An issue was discovered in cairo 1.16.0. There is an assertion problem in the function _cairo_arc_in_direction in the file cairo-arc.c.
The product contains an assert() or similar statement that can be triggered by an attacker, which leads to an application exit or other behavior that is more severe than necessary.

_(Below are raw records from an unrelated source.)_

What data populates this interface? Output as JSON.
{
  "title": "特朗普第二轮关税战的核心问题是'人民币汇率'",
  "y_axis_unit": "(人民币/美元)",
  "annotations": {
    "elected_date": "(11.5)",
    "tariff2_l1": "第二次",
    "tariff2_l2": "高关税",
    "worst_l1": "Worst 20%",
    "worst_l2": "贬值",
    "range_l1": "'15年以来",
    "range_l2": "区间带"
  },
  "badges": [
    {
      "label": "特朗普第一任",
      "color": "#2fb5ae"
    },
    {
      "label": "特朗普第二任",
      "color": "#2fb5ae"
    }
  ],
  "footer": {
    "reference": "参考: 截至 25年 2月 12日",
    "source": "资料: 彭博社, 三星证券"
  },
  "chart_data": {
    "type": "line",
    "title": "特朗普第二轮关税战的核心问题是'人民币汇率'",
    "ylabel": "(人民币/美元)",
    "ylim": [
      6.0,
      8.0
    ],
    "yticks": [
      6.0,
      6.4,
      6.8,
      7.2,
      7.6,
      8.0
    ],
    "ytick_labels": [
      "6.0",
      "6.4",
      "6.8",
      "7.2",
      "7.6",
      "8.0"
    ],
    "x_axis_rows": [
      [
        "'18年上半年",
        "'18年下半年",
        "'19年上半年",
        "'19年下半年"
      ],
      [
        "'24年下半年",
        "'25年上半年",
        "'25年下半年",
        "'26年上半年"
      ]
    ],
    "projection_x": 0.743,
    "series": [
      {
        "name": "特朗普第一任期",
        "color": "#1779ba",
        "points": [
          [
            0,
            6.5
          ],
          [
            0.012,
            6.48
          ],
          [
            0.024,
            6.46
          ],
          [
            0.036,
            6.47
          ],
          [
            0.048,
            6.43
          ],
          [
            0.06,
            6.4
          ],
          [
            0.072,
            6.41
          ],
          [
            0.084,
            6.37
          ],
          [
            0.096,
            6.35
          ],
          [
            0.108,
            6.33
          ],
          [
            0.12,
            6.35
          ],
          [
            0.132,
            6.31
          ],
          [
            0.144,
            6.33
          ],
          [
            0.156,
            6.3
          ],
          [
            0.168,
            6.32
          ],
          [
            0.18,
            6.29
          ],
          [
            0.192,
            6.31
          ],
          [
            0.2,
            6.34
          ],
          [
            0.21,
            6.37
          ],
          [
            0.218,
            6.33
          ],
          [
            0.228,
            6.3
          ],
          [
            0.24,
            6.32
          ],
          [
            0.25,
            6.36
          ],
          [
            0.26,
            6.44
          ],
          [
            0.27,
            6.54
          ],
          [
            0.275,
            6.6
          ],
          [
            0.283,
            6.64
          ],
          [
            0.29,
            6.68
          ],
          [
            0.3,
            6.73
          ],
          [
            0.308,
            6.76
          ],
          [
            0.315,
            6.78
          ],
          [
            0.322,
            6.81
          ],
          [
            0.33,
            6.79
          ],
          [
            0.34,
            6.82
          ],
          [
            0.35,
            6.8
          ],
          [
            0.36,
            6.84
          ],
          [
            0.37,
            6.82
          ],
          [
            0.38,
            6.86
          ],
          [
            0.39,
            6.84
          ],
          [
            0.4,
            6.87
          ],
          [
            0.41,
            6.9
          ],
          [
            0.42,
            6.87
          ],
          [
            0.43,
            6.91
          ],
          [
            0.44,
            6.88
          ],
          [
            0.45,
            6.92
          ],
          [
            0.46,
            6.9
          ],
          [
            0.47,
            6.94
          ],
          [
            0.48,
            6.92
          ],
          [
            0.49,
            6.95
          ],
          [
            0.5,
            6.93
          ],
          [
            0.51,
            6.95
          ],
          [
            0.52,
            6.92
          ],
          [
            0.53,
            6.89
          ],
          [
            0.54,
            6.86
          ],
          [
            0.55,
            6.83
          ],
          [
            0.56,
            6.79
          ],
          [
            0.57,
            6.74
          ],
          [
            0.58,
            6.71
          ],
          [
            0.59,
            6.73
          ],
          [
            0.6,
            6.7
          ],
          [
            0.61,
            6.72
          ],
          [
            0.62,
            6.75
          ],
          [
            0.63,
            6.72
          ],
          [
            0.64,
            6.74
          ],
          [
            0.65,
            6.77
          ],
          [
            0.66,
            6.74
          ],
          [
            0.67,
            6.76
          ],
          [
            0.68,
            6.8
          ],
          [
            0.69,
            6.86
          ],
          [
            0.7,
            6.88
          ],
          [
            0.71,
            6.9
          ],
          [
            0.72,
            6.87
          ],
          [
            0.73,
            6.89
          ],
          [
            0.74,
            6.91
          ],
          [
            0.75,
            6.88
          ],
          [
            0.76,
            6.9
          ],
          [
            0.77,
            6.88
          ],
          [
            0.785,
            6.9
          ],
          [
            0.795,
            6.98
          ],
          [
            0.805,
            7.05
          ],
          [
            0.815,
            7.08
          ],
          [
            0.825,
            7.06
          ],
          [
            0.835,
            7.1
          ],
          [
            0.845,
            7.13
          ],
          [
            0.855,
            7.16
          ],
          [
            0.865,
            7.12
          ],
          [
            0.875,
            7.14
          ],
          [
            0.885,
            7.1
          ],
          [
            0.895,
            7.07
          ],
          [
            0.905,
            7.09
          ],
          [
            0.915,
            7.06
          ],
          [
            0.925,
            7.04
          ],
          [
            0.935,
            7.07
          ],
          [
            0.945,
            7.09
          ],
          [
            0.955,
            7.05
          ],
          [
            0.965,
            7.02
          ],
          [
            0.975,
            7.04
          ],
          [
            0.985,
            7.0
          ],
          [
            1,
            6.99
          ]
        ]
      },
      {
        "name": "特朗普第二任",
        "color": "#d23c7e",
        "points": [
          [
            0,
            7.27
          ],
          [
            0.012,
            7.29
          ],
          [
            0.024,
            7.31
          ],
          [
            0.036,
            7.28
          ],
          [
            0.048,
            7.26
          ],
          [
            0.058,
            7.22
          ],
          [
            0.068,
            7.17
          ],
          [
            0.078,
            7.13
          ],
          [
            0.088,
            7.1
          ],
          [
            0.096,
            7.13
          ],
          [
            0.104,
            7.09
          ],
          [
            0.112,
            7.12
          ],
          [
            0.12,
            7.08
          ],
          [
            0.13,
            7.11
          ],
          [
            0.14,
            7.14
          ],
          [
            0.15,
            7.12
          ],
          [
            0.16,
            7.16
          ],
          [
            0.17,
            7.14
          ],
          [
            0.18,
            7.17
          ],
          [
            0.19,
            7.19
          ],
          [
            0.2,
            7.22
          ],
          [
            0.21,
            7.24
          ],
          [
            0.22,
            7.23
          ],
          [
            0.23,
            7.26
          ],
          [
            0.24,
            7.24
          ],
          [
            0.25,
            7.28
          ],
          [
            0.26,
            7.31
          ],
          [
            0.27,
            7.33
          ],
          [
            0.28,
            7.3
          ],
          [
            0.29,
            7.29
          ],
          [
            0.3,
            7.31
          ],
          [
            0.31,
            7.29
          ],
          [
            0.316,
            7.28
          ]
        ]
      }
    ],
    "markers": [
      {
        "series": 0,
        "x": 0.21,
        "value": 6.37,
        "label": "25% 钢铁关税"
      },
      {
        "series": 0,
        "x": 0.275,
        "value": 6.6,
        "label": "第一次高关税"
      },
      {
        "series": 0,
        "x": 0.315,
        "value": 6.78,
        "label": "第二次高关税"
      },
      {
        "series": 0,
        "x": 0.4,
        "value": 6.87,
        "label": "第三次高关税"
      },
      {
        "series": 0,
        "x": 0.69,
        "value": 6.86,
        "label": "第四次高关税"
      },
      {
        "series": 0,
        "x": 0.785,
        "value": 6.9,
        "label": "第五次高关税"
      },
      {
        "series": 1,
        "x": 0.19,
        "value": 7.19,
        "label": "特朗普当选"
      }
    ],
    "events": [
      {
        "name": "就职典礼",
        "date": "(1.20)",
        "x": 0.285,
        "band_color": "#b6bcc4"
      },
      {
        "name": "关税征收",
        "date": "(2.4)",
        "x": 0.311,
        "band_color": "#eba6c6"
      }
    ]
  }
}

| Name | Vendor | Start Version | End Version |
|---|---|---|---|
| Cairo | Cairographics | 1.16.0 (including) | 1.16.0 (including) |
| Cairo | Ubuntu | bionic | * |
| Cairo | Ubuntu | cosmic | * |
| Cairo | Ubuntu | disco | * |
| Cairo | Ubuntu | eoan | * |
| Cairo | Ubuntu | focal | * |
| Cairo | Ubuntu | groovy | * |
| Cairo | Ubuntu | hirsute | * |
| Cairo | Ubuntu | impish | * |
| Cairo | Ubuntu | kinetic | * |
| Cairo | Ubuntu | lunar | * |
| Cairo | Ubuntu | mantic | * |
| Cairo | Ubuntu | oracular | * |
| Cairo | Ubuntu | trusty | * |
| Cairo | Ubuntu | xenial | * |
While assertion is good for catching logic errors and reducing the chances of reaching more serious vulnerability conditions, it can still lead to a denial of service. For example, if a server handles multiple simultaneous connections, and an assert() occurs in one single connection that causes all other connections to be dropped, this is a reachable assertion that leads to a denial of service.